Once off the motorway there is a frustrating section of countless small villages and 50kph speed limits, but soon enough we arrived at the start of the pass where we stopped and I warned the group to take care on the first corners which are paved.

Roadworks and a tunnel delayed initial progress but soon we are ascending and enjoying the mountains and waterfalls that make this such a great pass.

The group spent ages taking photos and I’d been at the top for a while before Nick and Terese arrived.

Church on top of pass

With Eddies arrival we went into the restaurant and ordered some food and drink and waited for Mike and Dave. When they didn’t appear we started to get worried, even asking a German who pulled up outside if he had seen anyone? Eventually they did turn up and it transpired that Dave’s bike hadn’t started way down at the foot of the pass, and he’d had to take panels off it to find the solution, which was a faulty battery connection which he was able to fix before catching up with Mike who had gone back to look for him.

So after yet more BMW dramas we resumed our journey, but only after the low level cloud which enveloped the pass had blown away.

Great valley on way down

With the Klausen despatched it was back towards Wassen and the tunnels that lead to Andermatt

Officially the tour was now over and we had some pretty impressive stats. 4269 kms and nearly 72 hours of riding time. When you consider our moving average speed was less than 60kph, you get an idea of the amount of climbing we had done, with my count being at least 56 passes!

Saturday- Departure day

Eddie is the first to leave this morning, but as he has several days left before returning to the US, his plan is to head for Zermatt to see the Matterhorn. We just hope the cloud lifts enough for him to at least see something!

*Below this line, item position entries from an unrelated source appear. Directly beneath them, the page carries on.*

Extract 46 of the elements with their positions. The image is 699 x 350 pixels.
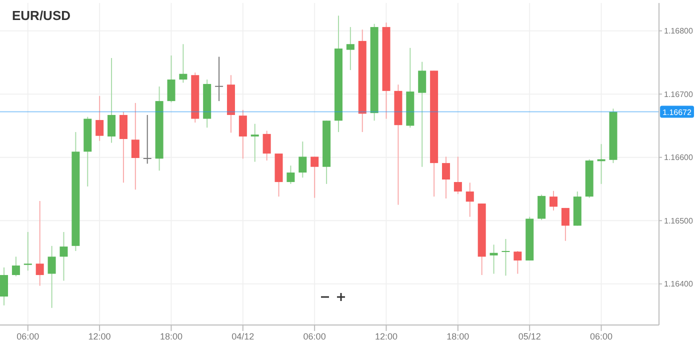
candlestick xyxy=(108,58,116,144)
y-tick-label: 1.16600 xyxy=(664,153,694,162)
candlestick xyxy=(418,61,426,168)
y-tick-label: 1.16700 xyxy=(664,90,694,99)
candlestick xyxy=(550,190,558,211)
candlestick xyxy=(215,56,224,102)
x-tick-label: 06:00 xyxy=(303,331,326,342)
candlestick xyxy=(24,232,32,272)
candlestick xyxy=(167,55,176,103)
candlestick xyxy=(490,244,498,274)
candlestick xyxy=(36,200,44,286)
candlestick xyxy=(502,238,510,276)
y-tick-label: 1.16800 xyxy=(664,26,694,36)
candlestick xyxy=(298,141,307,178)
candlestick xyxy=(12,256,20,277)
candlestick xyxy=(0,266,8,306)
candlestick xyxy=(561,207,570,242)
x-tick-label: 06:00 xyxy=(590,331,613,342)
x-tick-label: 05/12 xyxy=(518,331,541,342)
y-tick-label: 1.16500 xyxy=(664,216,694,226)
ref-line-label: 1.16672 xyxy=(662,108,692,117)
candlestick xyxy=(238,109,247,160)
candlestick xyxy=(131,102,140,190)
candlestick xyxy=(60,232,68,282)
y-tick-label: 1.16400 xyxy=(664,280,694,289)
x-tick-label: 18:00 xyxy=(160,331,182,342)
candlestick xyxy=(454,156,462,195)
x-tick-label: 06:00 xyxy=(16,331,40,342)
x-tick-label: 04/12 xyxy=(232,331,254,342)
x-tick-label: 18:00 xyxy=(446,331,470,342)
candlestick xyxy=(346,26,354,71)
chart-title: EUR/USD xyxy=(12,8,71,23)
x-tick-label: 12:00 xyxy=(88,331,111,342)
candlestick xyxy=(442,156,450,199)
candlestick xyxy=(250,123,259,162)
candlestick xyxy=(538,194,546,220)
x-tick-label: 12:00 xyxy=(374,331,398,342)
candlestick xyxy=(286,165,295,184)
candlestick xyxy=(262,130,271,162)
candlestick xyxy=(310,156,319,198)
candlestick xyxy=(514,250,522,274)
candlestick xyxy=(96,95,104,142)
candlestick xyxy=(143,114,152,164)
candlestick xyxy=(48,245,56,308)
candlestick xyxy=(466,182,474,218)
candlestick xyxy=(179,44,188,84)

As the rest of us are readying ourselves, a group of young guys on a mix of scooters and mopeds pulled up at the petrol station outside the hotel, and I watched as they poured pre-mix oil into their two strokes, which brought back memories of my early riding experiences and a two stroke Puch Maxi moped.

The weather looks iffy again and starting in waterproofs turns out to be a smart move as the Sustenpass is wet, very wet. Lights shining through the murk and gloom we make our cautious way up and over the pass which we had ridden a week earlier in the opposite direction in almost ideal conditions compared to today.

We all rode together as far as Interlaken where we stopped for coffee, to try and get warm, and to say our farewells to Dave and Mike who now had just a 20km journey to Thun to return their hire bikes before taking a flight back to Canada from Zurich the next day.

The lake at Interlaken

Mike and Dave

Now with only Nick and Terese remaining, we headed for Geneva over the Jaunpass.

I can’t EVER remember stopping to sleep when out riding, but it was now late afternoon and after 15 days I was tired and needed a power nap, so we pulled over on a convenient layby with benches and both Nick and I slept for half an hour whilst Terese guarded the bikes.

Finally back close to Geneva and with Nick and Terese installed in a local hotel just a 20 minute ride away from the BMW garage for Monday’s repair work, the tour was officially over, no more bikes in the rear view mirror to check for, no more packing and unpacking of bags, no more mountain passes, just “normality”.

SUMMARY- Looking back I would have to say this had been an eventful tour, starting from day one with the diesel episode, through 4 drops, and BMW’s which seemed incapable of traversing high mileages without problems. The list comprised: Nicks K1300GT with a leaking driveshaft seal, Daves F800GS with a dodgy battery connection, Eddies GS1200 with leaking captor seal, and my GT which inexplicably lost it’s mudguard extender somewhere on our travels! Only Mikes ST800
and the hired Deauville and Pan European (once running on petrol!) survived unscathed.

For the riders, well they survived somewhat better. Nick and I bizarrely both lost weight! Everyone’s riding improved, and they experienced pretty much every type of weather imaginable; from monsoon rains, through sleet and snow, low cloud and mist reduced visibility, and of course, some sunshine! Looking back through this report it seemed that inclement weather impacted on us almost every day, but you know what, that’s what makes alpine riding special. Sitting atop a pass watching clouds drift in and out exposing or hiding amazing views, riding through rain conditions that you’d probably normally never venture out in improves riding skills, and struggling through snow and sleet certainly focuses the mind and concentration. Considering the countries these guys came from and the challenges of alpine riding, they all “done good”. Better still they all got back in one piece, and will have memories which they’ll never forget (neither will I), and tales and bragging rights with their riding buddies to keep them going for years.

So guys (and Terese), hope you enjoyed yourselves and that reading this tale brings back some happy memories. It was a pleasure to ride with you all, hopefully we will stay in touch, and wear your tour t-shirts with pride, you earnt the right to wear them!